Burkina: la défense de Djibrill Bassolé saisit l'ONU pour détention arbitraire

Djibrill Bassolé, lorsqu'il était ministre des Affaires étrangères du Burkina Faso, le 4 octobre 2013, à Ouagadougou.
© AFP PHOTO / AHMED OUOBA AHMED OUOBA / AFP

L'ancien ministre des Affaires étrangères burkinabé, Djibrill Bassolé, est poursuivi pour son implication présumée dans le putsch avorté de septembre 2015. Il est en détention préventive depuis près d'un an dans l'attente d'un procès. Ces avocats dénoncent un fonctionnement anormal de la justice burkinabé dans ce dossier et ont saisi le groupe de travail des Nations unies sur la détention arbitraire.

Ces experts des Nations unies enquêteront sur le contexte de la détention de Djibrill Bassolé. Fort des précédents que constituent notamment les cas de Karim Wade au Sénégal ou de Michel Thierry Atangana au Cameroun, les avocats de l'ancien ministre burkinabé espèrent obtenir de ce groupe de travail qu'il interpelle le gouvernement sur le caractère arbitraire de la détention préventive de leur client, sous les verrous depuis le 29 septembre 2015.

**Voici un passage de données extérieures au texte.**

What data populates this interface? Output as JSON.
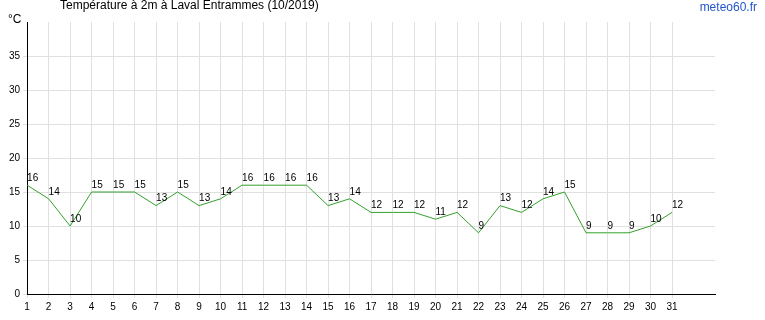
{
  "chart_data": {
    "type": "line",
    "title": "Température à 2m à Laval Entrammes (10/2019)",
    "subtitle": "meteo60.fr",
    "ylabel": "°C",
    "x": [
      1,
      2,
      3,
      4,
      5,
      6,
      7,
      8,
      9,
      10,
      11,
      12,
      13,
      14,
      15,
      16,
      17,
      18,
      19,
      20,
      21,
      22,
      23,
      24,
      25,
      26,
      27,
      28,
      29,
      30,
      31
    ],
    "values": [
      16,
      14,
      10,
      15,
      15,
      15,
      13,
      15,
      13,
      14,
      16,
      16,
      16,
      16,
      13,
      14,
      12,
      12,
      12,
      11,
      12,
      9,
      13,
      12,
      14,
      15,
      9,
      9,
      9,
      10,
      12
    ],
    "color": "#33a02c",
    "xlim": [
      1,
      33
    ],
    "xticks": [
      1,
      2,
      3,
      4,
      5,
      6,
      7,
      8,
      9,
      10,
      11,
      12,
      13,
      14,
      15,
      16,
      17,
      18,
      19,
      20,
      21,
      22,
      23,
      24,
      25,
      26,
      27,
      28,
      29,
      30,
      31
    ],
    "ylim": [
      0,
      40
    ],
    "yticks": [
      0,
      5,
      10,
      15,
      20,
      25,
      30,
      35
    ],
    "grid": true,
    "data_labels": true
  }
}
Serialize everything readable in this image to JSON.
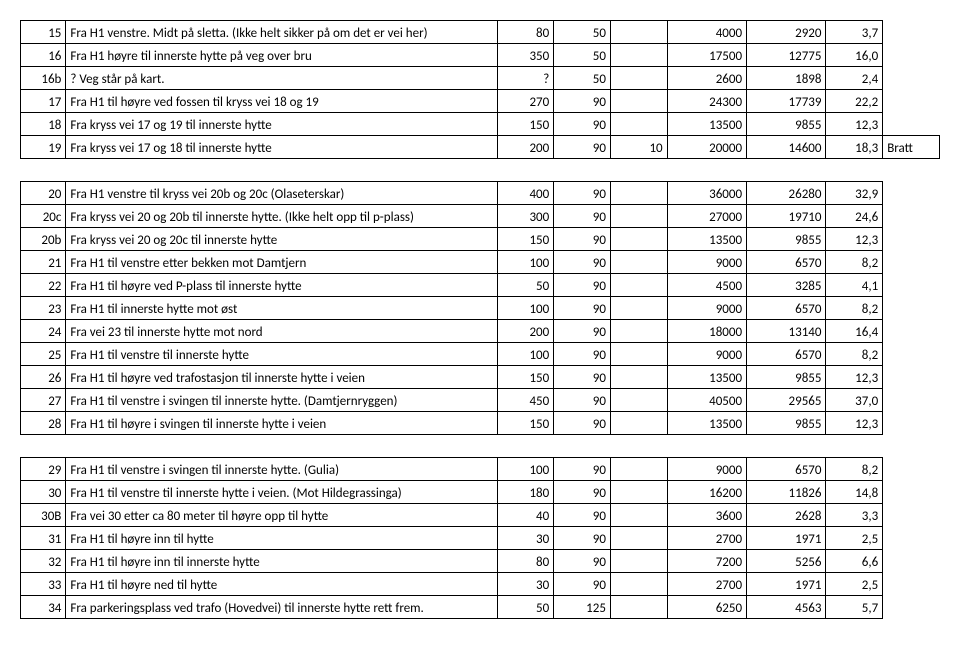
{
  "table": {
    "background_color": "#ffffff",
    "border_color": "#000000",
    "font_family": "Calibri",
    "font_size": 13,
    "rows": [
      {
        "a": "15",
        "b": "Fra H1 venstre. Midt på sletta. (Ikke helt sikker på om det er vei her)",
        "c": "80",
        "d": "50",
        "e": "",
        "f": "4000",
        "g": "2920",
        "h": "3,7",
        "i": ""
      },
      {
        "a": "16",
        "b": "Fra H1 høyre til innerste hytte på veg over bru",
        "c": "350",
        "d": "50",
        "e": "",
        "f": "17500",
        "g": "12775",
        "h": "16,0",
        "i": ""
      },
      {
        "a": "16b",
        "b": "? Veg står på kart.",
        "c": "?",
        "d": "50",
        "e": "",
        "f": "2600",
        "g": "1898",
        "h": "2,4",
        "i": ""
      },
      {
        "a": "17",
        "b": "Fra H1 til høyre ved fossen til kryss vei 18 og 19",
        "c": "270",
        "d": "90",
        "e": "",
        "f": "24300",
        "g": "17739",
        "h": "22,2",
        "i": ""
      },
      {
        "a": "18",
        "b": "Fra kryss vei 17 og 19 til innerste hytte",
        "c": "150",
        "d": "90",
        "e": "",
        "f": "13500",
        "g": "9855",
        "h": "12,3",
        "i": ""
      },
      {
        "a": "19",
        "b": "Fra kryss vei 17 og 18 til innerste hytte",
        "c": "200",
        "d": "90",
        "e": "10",
        "f": "20000",
        "g": "14600",
        "h": "18,3",
        "i": "Bratt"
      }
    ],
    "rows2": [
      {
        "a": "20",
        "b": "Fra H1 venstre til kryss vei 20b og 20c (Olaseterskar)",
        "c": "400",
        "d": "90",
        "e": "",
        "f": "36000",
        "g": "26280",
        "h": "32,9",
        "i": ""
      },
      {
        "a": "20c",
        "b": "Fra kryss vei 20 og 20b til innerste hytte. (Ikke helt opp til p-plass)",
        "c": "300",
        "d": "90",
        "e": "",
        "f": "27000",
        "g": "19710",
        "h": "24,6",
        "i": ""
      },
      {
        "a": "20b",
        "b": "Fra kryss vei 20 og 20c til innerste hytte",
        "c": "150",
        "d": "90",
        "e": "",
        "f": "13500",
        "g": "9855",
        "h": "12,3",
        "i": ""
      },
      {
        "a": "21",
        "b": "Fra H1 til venstre etter bekken mot Damtjern",
        "c": "100",
        "d": "90",
        "e": "",
        "f": "9000",
        "g": "6570",
        "h": "8,2",
        "i": ""
      },
      {
        "a": "22",
        "b": "Fra H1 til høyre ved P-plass til innerste hytte",
        "c": "50",
        "d": "90",
        "e": "",
        "f": "4500",
        "g": "3285",
        "h": "4,1",
        "i": ""
      },
      {
        "a": "23",
        "b": "Fra H1 til innerste hytte mot øst",
        "c": "100",
        "d": "90",
        "e": "",
        "f": "9000",
        "g": "6570",
        "h": "8,2",
        "i": ""
      },
      {
        "a": "24",
        "b": "Fra vei 23 til innerste hytte mot nord",
        "c": "200",
        "d": "90",
        "e": "",
        "f": "18000",
        "g": "13140",
        "h": "16,4",
        "i": ""
      },
      {
        "a": "25",
        "b": "Fra H1 til venstre til innerste hytte",
        "c": "100",
        "d": "90",
        "e": "",
        "f": "9000",
        "g": "6570",
        "h": "8,2",
        "i": ""
      },
      {
        "a": "26",
        "b": "Fra H1 til høyre ved trafostasjon til innerste hytte i veien",
        "c": "150",
        "d": "90",
        "e": "",
        "f": "13500",
        "g": "9855",
        "h": "12,3",
        "i": ""
      },
      {
        "a": "27",
        "b": "Fra H1 til venstre i svingen til innerste hytte. (Damtjernryggen)",
        "c": "450",
        "d": "90",
        "e": "",
        "f": "40500",
        "g": "29565",
        "h": "37,0",
        "i": ""
      },
      {
        "a": "28",
        "b": "Fra H1 til høyre i svingen til innerste hytte i veien",
        "c": "150",
        "d": "90",
        "e": "",
        "f": "13500",
        "g": "9855",
        "h": "12,3",
        "i": ""
      }
    ],
    "rows3": [
      {
        "a": "29",
        "b": "Fra H1 til venstre i svingen til innerste hytte. (Gulia)",
        "c": "100",
        "d": "90",
        "e": "",
        "f": "9000",
        "g": "6570",
        "h": "8,2",
        "i": ""
      },
      {
        "a": "30",
        "b": "Fra H1 til venstre til innerste hytte i veien. (Mot Hildegrassinga)",
        "c": "180",
        "d": "90",
        "e": "",
        "f": "16200",
        "g": "11826",
        "h": "14,8",
        "i": ""
      },
      {
        "a": "30B",
        "b": "Fra vei 30 etter ca 80 meter til høyre opp til hytte",
        "c": "40",
        "d": "90",
        "e": "",
        "f": "3600",
        "g": "2628",
        "h": "3,3",
        "i": ""
      },
      {
        "a": "31",
        "b": "Fra H1 til høyre inn til hytte",
        "c": "30",
        "d": "90",
        "e": "",
        "f": "2700",
        "g": "1971",
        "h": "2,5",
        "i": ""
      },
      {
        "a": "32",
        "b": "Fra H1 til høyre inn til innerste hytte",
        "c": "80",
        "d": "90",
        "e": "",
        "f": "7200",
        "g": "5256",
        "h": "6,6",
        "i": ""
      },
      {
        "a": "33",
        "b": "Fra H1 til høyre ned til hytte",
        "c": "30",
        "d": "90",
        "e": "",
        "f": "2700",
        "g": "1971",
        "h": "2,5",
        "i": ""
      },
      {
        "a": "34",
        "b": "Fra parkeringsplass ved trafo (Hovedvei) til innerste hytte rett frem.",
        "c": "50",
        "d": "125",
        "e": "",
        "f": "6250",
        "g": "4563",
        "h": "5,7",
        "i": ""
      }
    ]
  }
}
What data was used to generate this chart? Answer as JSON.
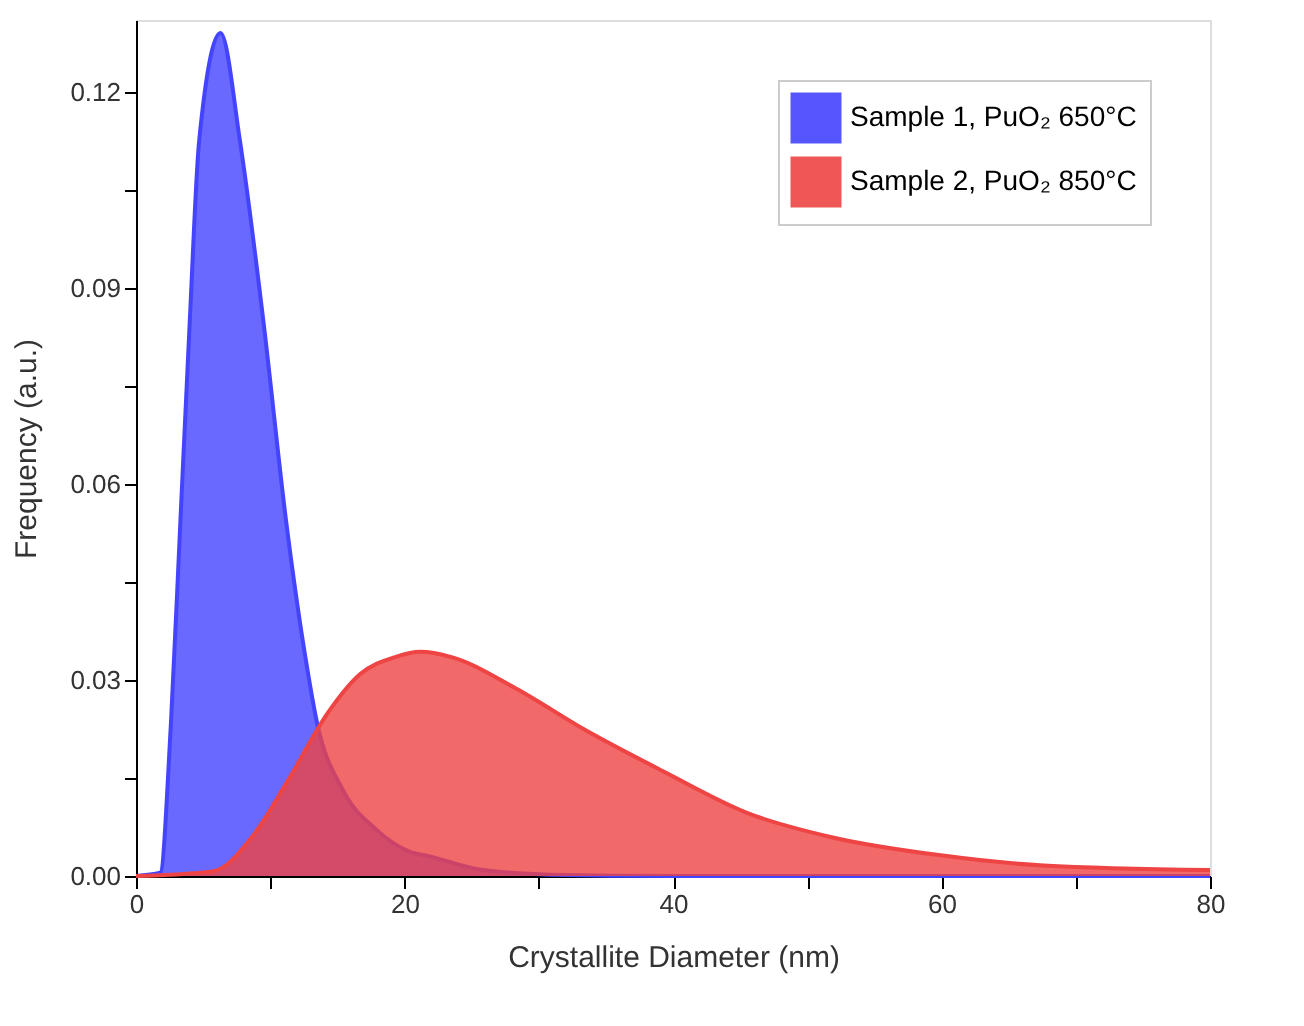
{
  "chart_data": {
    "type": "area",
    "xlabel": "Crystallite Diameter (nm)",
    "ylabel": "Frequency (a.u.)",
    "xlim": [
      0,
      80
    ],
    "ylim": [
      0,
      0.131
    ],
    "xticks": [
      0,
      {
        "value": 10,
        "label": null
      },
      20,
      {
        "value": 30,
        "label": null
      },
      40,
      {
        "value": 50,
        "label": null
      },
      60,
      {
        "value": 70,
        "label": null
      },
      80
    ],
    "yticks": [
      {
        "value": 0,
        "label": "0.00"
      },
      {
        "value": 0.015,
        "label": null
      },
      {
        "value": 0.03,
        "label": "0.03"
      },
      {
        "value": 0.045,
        "label": null
      },
      {
        "value": 0.06,
        "label": "0.06"
      },
      {
        "value": 0.075,
        "label": null
      },
      {
        "value": 0.09,
        "label": "0.09"
      },
      {
        "value": 0.105,
        "label": null
      },
      0.12
    ],
    "grid": false,
    "legend": "top right",
    "marker": "none",
    "series": [
      {
        "name": "Sample 1, PuO₂ 650°C",
        "color": "#4444ff",
        "x": [
          0,
          1.8,
          2.6,
          3.3,
          4.0,
          4.7,
          6.3,
          7.75,
          9.5,
          11.2,
          12.6,
          13.5,
          15.4,
          17.9,
          20.4,
          21.9,
          25.6,
          30.9,
          40,
          80
        ],
        "values": [
          0,
          0.0005,
          0.0233,
          0.054,
          0.0847,
          0.1124,
          0.129,
          0.1124,
          0.0847,
          0.054,
          0.0337,
          0.0233,
          0.0132,
          0.0071,
          0.0037,
          0.003,
          0.001,
          0.0002,
          0,
          0
        ]
      },
      {
        "name": "Sample 2, PuO₂ 850°C",
        "color": "#ee4444",
        "x": [
          0,
          5.7,
          8.8,
          11.4,
          14.3,
          16.7,
          19.3,
          21.2,
          23.5,
          28.3,
          33.5,
          39.3,
          45.6,
          51.9,
          59.8,
          67.6,
          80
        ],
        "values": [
          0,
          0.0007,
          0.0064,
          0.0149,
          0.025,
          0.0309,
          0.0335,
          0.0343,
          0.0335,
          0.0287,
          0.0223,
          0.016,
          0.0096,
          0.0059,
          0.0032,
          0.0016,
          0.0009
        ]
      }
    ]
  }
}
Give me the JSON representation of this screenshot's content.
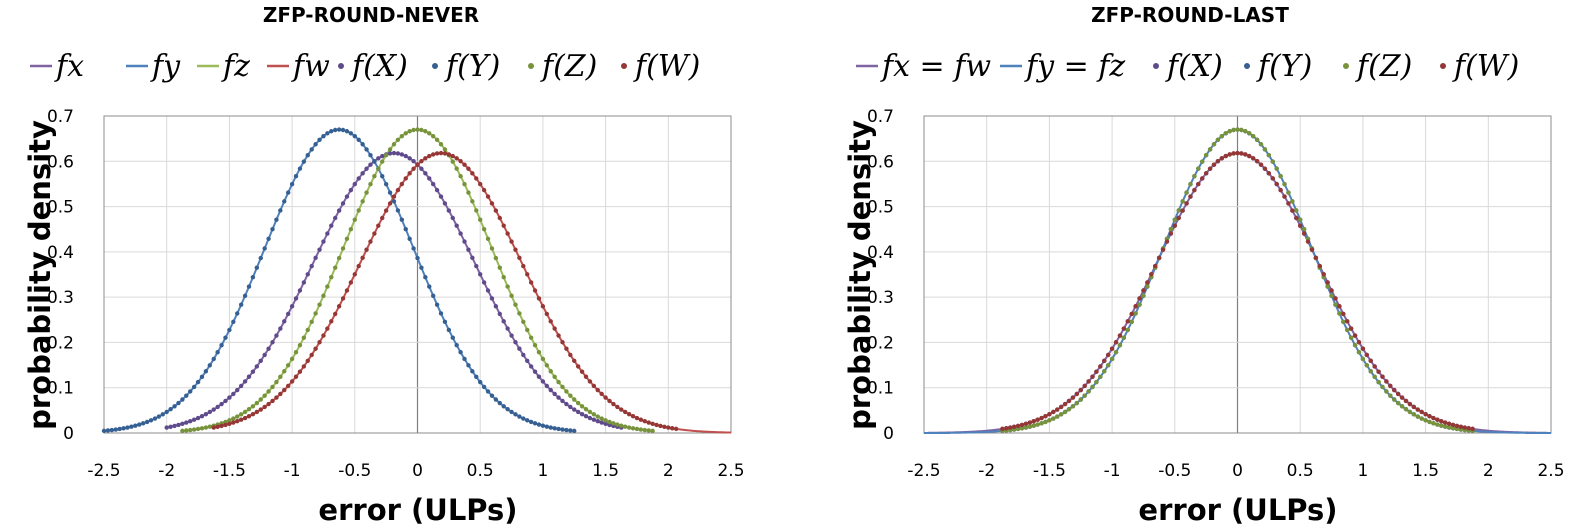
{
  "colors": {
    "fx": "#8064a2",
    "fy": "#4f81bd",
    "fz": "#9bbb59",
    "fw": "#c0504d",
    "fX": "#5f4b8b",
    "fY": "#366092",
    "fZ": "#77933c",
    "fW": "#953735"
  },
  "chart_data": [
    {
      "type": "line",
      "title": "ZFP-ROUND-NEVER",
      "xlabel": "error (ULPs)",
      "ylabel": "probability density",
      "xlim": [
        -2.5,
        2.5
      ],
      "ylim": [
        0,
        0.7
      ],
      "xticks": [
        "-2.5",
        "-2",
        "-1.5",
        "-1",
        "-0.5",
        "0",
        "0.5",
        "1",
        "1.5",
        "2",
        "2.5"
      ],
      "yticks": [
        "0",
        "0.1",
        "0.2",
        "0.3",
        "0.4",
        "0.5",
        "0.6",
        "0.7"
      ],
      "grid": true,
      "legend": "top",
      "series": [
        {
          "name": "fx",
          "kind": "line",
          "color_key": "fx",
          "mean": -0.1875,
          "sd": 0.6455,
          "peak": 0.618,
          "min": -2.0,
          "max": 1.625
        },
        {
          "name": "fy",
          "kind": "line",
          "color_key": "fy",
          "mean": -0.625,
          "sd": 0.5954,
          "peak": 0.67,
          "min": -2.5,
          "max": 1.25
        },
        {
          "name": "fz",
          "kind": "line",
          "color_key": "fz",
          "mean": 0.0,
          "sd": 0.5954,
          "peak": 0.67,
          "min": -1.875,
          "max": 1.875
        },
        {
          "name": "fw",
          "kind": "line",
          "color_key": "fw",
          "mean": 0.1875,
          "sd": 0.6455,
          "peak": 0.618,
          "min": -1.625,
          "max": 2.5
        },
        {
          "name": "f(X)",
          "kind": "markers",
          "color_key": "fX",
          "mean": -0.1875,
          "sd": 0.6455,
          "peak": 0.618,
          "min": -2.0,
          "max": 1.625
        },
        {
          "name": "f(Y)",
          "kind": "markers",
          "color_key": "fY",
          "mean": -0.625,
          "sd": 0.5954,
          "peak": 0.67,
          "min": -2.5,
          "max": 1.25
        },
        {
          "name": "f(Z)",
          "kind": "markers",
          "color_key": "fZ",
          "mean": 0.0,
          "sd": 0.5954,
          "peak": 0.67,
          "min": -1.875,
          "max": 1.875
        },
        {
          "name": "f(W)",
          "kind": "markers",
          "color_key": "fW",
          "mean": 0.1875,
          "sd": 0.6455,
          "peak": 0.618,
          "min": -1.625,
          "max": 2.0625
        }
      ]
    },
    {
      "type": "line",
      "title": "ZFP-ROUND-LAST",
      "xlabel": "error (ULPs)",
      "ylabel": "probability density",
      "xlim": [
        -2.5,
        2.5
      ],
      "ylim": [
        0,
        0.7
      ],
      "xticks": [
        "-2.5",
        "-2",
        "-1.5",
        "-1",
        "-0.5",
        "0",
        "0.5",
        "1",
        "1.5",
        "2",
        "2.5"
      ],
      "yticks": [
        "0",
        "0.1",
        "0.2",
        "0.3",
        "0.4",
        "0.5",
        "0.6",
        "0.7"
      ],
      "grid": true,
      "legend": "top",
      "series": [
        {
          "name": "fx = fw",
          "kind": "line",
          "color_key": "fx",
          "mean": 0.0,
          "sd": 0.6455,
          "peak": 0.618,
          "min": -2.5,
          "max": 2.5
        },
        {
          "name": "fy = fz",
          "kind": "line",
          "color_key": "fy",
          "mean": 0.0,
          "sd": 0.5954,
          "peak": 0.67,
          "min": -2.5,
          "max": 2.5
        },
        {
          "name": "f(X)",
          "kind": "markers",
          "color_key": "fX",
          "mean": 0.0,
          "sd": 0.6455,
          "peak": 0.618,
          "min": -1.875,
          "max": 1.875
        },
        {
          "name": "f(Y)",
          "kind": "markers",
          "color_key": "fY",
          "mean": 0.0,
          "sd": 0.5954,
          "peak": 0.67,
          "min": -1.875,
          "max": 1.875
        },
        {
          "name": "f(Z)",
          "kind": "markers",
          "color_key": "fZ",
          "mean": 0.0,
          "sd": 0.5954,
          "peak": 0.67,
          "min": -1.875,
          "max": 1.875
        },
        {
          "name": "f(W)",
          "kind": "markers",
          "color_key": "fW",
          "mean": 0.0,
          "sd": 0.6455,
          "peak": 0.618,
          "min": -1.875,
          "max": 1.875
        }
      ]
    }
  ]
}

Car pour l'un des avocats de Djibrill Bassolé, Me Alexandre Varaut, son client est « l'exemple même du prisonnier politique » dont les ennuis ont commencé lorsqu'il s'est présenté à la présidentielle. Dénonçant l'accès impossible à la totalité du dossier, l'absence d'audition du prévenu entre décembre 2015 et début septembre 2016, ou diverses pressions, Me Varaut déplore des « conditions de travail anormales ».

Au cœur du dossier, une écoute téléphonique présentée comme une conversation entre Djibrill Bassolé et Guillaume Soro, président de l'Assemblée nationale ivoirienne au sujet du putsch du 16 septembre 2015. Une écoute « bidon », selon la défense qui a tenté sans succès de la sortir du dossier. Elle s'était même pourvue en cassation après avoir été déboutée en appel sur ce point précis. Mais finalement, ce jeudi, les avocats annoncent retirer leur pourvoi pour accélérer la procédure. « Si ce retrait est effectif, on va en effet gagner du temps », commente Alioune Zanré, le commissaire du gouvernement près le tribunal militaire de Ouagadougou.